With $E(\mathbb{Q}) : Y^2Z = X^3 +aX Z^2+bZ^3$ and given a point on $P =(x,y)$ on it's Weierstrass equation dehomogenized $E: y^2= x^3+ax+b$ where $a,b \in \mathbb{Z}$, the duplication formula gives x-coordinate and y-coordinate of the point $2P$ as -

$$ x(2P). = \frac{x^4-2ax^2-8bx+a^2}{4y^2}$$ and, $y(2P) = \frac{a polynomial in x }{8y^3}$

Proposition $4.4$- says that there exists a constant $A$ such that $|h(2P)-4h(P)| \leq A$

The proof runs as- let $P= (x:y:z)$ and $2P = (x' : y' : z')$ be points on $E(\mathbb{Q})$. According to the duplication formula,

$$ (x' : z') = (F(x) : G(x))$$

where $F(X,Z)$ and $G(X,Z)$ are homogeneous polynomials of degree 4 such that $$ F(X,1) = (3X^2+a)^2 - 8X (X^3+aX+b)$$

$$G(X,1) = 4(X^3 +aX +b)$$

And so on....

My problem- I'm not sure how to interpret the point $(x':z')$ and this is my guess:

We start with a point $P= (x:y:z) \in E(\mathbb{Q}), z\neq 0$ which is as good as taking the point $(x:y:1)$ on it and it corresponds to the point $(x,y)$ on $y^2= x^3+ax+b$ then we find $x(2P)$ and $y(2P)$ using the duplication formula say, it is $(\frac{F_1(x)}{4y^2}, \frac{H_1(x)}{8y^3})$ where $F_1, H_1,$ are polynomials in $\mathbb{Z[x]}$ and it'll correspond to the point $(\frac{F_1(x)}{4y^2} : \frac{H_1(x)}{8y^3} : 1)$ on $E(\mathbb{Q})$.

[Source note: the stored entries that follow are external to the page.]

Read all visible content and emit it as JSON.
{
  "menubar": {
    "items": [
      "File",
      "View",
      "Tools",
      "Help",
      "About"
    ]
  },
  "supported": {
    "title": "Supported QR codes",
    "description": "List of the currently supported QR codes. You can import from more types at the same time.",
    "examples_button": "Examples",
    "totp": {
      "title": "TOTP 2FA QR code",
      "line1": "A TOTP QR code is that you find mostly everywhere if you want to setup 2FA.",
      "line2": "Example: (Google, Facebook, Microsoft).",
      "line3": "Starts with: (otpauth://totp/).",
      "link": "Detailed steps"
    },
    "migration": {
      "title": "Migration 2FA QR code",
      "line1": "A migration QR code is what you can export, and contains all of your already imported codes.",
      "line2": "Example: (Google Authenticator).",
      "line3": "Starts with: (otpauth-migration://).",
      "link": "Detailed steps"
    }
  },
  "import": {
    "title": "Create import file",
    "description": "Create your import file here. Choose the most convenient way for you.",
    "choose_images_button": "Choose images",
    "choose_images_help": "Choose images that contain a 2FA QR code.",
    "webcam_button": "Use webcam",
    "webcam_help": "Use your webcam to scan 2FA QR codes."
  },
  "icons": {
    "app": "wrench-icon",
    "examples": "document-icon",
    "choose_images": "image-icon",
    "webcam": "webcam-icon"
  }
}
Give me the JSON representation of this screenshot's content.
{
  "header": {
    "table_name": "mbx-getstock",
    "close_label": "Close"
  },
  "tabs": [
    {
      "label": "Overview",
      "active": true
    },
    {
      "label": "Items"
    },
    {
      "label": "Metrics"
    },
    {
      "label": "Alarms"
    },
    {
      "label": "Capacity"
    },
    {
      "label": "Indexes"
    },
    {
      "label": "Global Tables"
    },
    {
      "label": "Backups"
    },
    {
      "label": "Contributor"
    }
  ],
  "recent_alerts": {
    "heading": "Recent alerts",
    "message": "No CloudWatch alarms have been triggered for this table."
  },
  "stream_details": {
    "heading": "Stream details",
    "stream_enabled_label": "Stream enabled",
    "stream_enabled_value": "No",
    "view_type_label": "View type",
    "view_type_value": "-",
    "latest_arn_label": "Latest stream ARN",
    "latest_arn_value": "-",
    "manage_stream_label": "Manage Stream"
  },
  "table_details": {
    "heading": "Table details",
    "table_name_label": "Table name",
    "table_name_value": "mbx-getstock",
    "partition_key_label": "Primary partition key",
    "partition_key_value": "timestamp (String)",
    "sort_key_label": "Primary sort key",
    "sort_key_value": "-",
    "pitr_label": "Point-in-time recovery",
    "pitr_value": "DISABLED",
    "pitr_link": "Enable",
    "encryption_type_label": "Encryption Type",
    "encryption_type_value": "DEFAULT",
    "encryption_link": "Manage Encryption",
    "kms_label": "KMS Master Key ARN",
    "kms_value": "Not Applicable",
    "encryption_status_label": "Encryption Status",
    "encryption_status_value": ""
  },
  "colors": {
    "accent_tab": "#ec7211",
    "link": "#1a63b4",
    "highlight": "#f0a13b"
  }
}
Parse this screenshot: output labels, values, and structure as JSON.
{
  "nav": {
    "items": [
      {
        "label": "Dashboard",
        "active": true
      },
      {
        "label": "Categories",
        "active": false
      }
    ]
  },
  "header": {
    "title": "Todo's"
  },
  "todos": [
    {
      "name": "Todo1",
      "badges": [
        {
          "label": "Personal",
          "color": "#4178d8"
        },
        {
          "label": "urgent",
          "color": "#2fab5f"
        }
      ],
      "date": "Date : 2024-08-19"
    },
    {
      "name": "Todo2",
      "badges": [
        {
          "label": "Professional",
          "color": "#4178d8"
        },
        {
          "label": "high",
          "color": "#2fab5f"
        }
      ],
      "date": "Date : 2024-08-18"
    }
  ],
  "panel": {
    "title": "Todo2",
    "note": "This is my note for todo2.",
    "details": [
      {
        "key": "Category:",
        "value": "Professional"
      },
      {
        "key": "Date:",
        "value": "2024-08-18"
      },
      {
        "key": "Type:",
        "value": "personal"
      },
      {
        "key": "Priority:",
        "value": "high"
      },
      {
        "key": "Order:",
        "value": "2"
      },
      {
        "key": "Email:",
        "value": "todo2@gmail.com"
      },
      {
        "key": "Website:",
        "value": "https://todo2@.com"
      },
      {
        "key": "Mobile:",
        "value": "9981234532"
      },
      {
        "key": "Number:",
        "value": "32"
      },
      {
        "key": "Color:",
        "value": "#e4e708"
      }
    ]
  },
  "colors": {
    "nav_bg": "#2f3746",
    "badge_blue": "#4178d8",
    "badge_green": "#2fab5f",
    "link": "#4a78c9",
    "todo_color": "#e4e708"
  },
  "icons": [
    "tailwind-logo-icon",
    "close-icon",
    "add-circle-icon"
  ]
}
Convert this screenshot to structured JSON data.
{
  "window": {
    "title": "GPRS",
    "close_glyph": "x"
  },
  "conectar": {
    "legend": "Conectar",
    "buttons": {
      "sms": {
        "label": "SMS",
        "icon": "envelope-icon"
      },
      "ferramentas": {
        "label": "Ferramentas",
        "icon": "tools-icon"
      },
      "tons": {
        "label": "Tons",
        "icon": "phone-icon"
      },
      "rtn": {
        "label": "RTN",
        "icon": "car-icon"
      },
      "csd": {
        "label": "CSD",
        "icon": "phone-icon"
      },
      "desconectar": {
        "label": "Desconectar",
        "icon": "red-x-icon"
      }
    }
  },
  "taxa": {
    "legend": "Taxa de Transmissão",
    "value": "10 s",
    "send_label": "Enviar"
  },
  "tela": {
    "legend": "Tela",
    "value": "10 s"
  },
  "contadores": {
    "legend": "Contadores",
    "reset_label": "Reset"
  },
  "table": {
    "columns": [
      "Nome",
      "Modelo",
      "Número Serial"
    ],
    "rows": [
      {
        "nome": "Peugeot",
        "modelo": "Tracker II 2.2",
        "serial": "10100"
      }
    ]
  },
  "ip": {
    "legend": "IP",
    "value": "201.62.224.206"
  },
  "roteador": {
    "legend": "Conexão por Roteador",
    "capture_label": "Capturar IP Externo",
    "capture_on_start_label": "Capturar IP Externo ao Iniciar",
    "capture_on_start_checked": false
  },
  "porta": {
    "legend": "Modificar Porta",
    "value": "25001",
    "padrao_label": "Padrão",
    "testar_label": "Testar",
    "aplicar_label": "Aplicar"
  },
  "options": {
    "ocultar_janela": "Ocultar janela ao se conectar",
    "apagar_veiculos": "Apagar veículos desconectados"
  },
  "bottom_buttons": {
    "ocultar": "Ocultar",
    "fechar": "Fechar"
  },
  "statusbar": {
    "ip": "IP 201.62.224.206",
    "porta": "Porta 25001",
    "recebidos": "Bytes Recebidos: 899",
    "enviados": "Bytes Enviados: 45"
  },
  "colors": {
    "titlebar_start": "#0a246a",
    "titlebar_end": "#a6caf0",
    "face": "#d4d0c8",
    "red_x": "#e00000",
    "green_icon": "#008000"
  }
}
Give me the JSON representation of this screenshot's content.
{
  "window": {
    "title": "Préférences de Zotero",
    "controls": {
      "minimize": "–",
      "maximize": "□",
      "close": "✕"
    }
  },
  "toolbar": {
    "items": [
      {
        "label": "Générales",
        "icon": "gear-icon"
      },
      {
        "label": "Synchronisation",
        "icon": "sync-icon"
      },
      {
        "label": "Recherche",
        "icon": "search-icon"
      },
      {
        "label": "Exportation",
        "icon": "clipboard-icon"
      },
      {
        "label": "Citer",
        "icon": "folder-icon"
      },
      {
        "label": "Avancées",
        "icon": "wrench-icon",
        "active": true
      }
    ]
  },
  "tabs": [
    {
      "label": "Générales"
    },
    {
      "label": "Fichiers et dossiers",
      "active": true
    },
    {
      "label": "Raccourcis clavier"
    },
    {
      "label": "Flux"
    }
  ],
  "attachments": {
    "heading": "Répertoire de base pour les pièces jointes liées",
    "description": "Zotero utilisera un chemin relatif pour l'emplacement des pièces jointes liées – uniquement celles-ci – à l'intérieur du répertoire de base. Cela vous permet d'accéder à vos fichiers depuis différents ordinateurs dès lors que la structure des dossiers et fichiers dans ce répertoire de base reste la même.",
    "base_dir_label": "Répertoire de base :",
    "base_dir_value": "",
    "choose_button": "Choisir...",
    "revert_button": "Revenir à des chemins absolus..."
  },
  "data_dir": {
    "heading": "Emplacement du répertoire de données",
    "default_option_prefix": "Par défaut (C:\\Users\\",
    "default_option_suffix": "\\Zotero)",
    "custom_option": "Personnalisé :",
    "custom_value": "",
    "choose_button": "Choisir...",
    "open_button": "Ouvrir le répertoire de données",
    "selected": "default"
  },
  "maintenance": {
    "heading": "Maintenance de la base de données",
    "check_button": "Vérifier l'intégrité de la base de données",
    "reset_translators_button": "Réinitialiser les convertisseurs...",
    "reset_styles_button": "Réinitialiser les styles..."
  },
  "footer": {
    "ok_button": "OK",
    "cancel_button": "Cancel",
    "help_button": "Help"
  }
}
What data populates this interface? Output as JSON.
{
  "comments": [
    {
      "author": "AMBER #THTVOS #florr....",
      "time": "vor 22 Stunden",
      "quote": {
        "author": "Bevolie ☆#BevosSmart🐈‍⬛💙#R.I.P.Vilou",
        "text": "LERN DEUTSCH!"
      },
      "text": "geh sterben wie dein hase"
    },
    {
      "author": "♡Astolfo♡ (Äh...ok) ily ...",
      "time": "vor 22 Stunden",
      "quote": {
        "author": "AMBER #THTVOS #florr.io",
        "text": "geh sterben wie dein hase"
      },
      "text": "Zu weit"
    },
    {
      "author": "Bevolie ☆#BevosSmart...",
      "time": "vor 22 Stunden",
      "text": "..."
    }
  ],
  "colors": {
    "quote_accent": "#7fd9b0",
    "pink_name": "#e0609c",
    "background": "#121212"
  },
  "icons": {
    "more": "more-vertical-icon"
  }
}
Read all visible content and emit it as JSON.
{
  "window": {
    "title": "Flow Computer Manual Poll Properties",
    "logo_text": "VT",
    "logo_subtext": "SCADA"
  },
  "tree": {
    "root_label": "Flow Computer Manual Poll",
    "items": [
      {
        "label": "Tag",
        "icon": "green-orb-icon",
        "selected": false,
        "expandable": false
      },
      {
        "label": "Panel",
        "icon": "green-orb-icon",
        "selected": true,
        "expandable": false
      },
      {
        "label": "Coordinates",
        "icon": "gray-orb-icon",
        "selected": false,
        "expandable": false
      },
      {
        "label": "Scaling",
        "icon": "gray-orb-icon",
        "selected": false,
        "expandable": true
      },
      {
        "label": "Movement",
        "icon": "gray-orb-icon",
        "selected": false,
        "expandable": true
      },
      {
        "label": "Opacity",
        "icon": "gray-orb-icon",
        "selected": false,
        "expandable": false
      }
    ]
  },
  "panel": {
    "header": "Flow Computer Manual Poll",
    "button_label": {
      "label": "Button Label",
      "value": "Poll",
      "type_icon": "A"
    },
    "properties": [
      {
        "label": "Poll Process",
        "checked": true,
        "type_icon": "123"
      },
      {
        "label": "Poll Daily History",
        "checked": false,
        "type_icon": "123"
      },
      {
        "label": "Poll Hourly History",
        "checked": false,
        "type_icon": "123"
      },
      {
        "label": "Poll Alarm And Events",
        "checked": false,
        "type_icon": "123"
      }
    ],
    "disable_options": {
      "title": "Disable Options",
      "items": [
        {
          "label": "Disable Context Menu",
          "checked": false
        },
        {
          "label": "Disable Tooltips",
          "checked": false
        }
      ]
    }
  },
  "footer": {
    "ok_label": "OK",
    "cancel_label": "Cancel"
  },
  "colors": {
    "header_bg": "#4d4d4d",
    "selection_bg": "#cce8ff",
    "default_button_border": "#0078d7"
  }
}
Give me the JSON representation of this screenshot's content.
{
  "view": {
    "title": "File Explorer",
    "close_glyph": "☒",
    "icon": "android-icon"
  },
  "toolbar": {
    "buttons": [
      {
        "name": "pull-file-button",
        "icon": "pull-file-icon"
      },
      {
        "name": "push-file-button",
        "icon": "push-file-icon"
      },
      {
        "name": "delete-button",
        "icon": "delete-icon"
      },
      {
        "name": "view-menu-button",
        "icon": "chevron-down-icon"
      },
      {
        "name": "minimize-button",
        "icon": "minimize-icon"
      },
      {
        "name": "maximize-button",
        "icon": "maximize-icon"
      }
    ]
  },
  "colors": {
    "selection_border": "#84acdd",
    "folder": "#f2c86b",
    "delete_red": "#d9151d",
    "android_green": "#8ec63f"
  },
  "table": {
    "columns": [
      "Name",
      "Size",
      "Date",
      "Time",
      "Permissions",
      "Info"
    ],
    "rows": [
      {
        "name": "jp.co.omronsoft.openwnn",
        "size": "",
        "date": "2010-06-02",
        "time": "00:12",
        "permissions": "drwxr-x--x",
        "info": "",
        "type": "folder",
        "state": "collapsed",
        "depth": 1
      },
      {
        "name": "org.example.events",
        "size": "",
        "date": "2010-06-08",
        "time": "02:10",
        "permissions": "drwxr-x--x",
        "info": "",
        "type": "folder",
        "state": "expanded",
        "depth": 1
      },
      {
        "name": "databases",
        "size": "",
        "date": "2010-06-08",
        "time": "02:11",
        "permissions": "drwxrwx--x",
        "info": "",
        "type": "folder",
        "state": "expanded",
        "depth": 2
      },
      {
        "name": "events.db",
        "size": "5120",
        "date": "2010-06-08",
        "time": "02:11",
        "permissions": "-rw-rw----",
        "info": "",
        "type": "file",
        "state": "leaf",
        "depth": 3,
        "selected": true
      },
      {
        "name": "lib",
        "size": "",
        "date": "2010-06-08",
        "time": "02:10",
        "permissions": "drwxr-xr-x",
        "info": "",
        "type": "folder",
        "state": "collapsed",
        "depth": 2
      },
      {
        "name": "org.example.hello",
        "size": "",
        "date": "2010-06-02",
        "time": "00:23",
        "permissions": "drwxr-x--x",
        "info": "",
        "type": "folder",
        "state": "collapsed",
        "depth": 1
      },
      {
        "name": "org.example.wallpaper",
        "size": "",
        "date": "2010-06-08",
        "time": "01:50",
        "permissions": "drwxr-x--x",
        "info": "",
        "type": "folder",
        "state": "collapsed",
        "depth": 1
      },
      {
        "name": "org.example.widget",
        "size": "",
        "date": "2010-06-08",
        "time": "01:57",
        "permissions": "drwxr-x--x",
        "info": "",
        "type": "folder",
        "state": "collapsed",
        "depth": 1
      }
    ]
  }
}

Then multiplying by the LCM of $G_1, H_1$we get $2P = ( F(x) 2y: H(x) : 8y^3)$ and so, $$ (x' : z') = (F(x) :4y^2)$$

It'd be great if someone here could check my work and comment on where it is wrong or right. It's causijg so much confusion because accordijg to what I've read, duplication formula does not give z-coordinate of the point $2P$ so it must be how we find it.

Thank you!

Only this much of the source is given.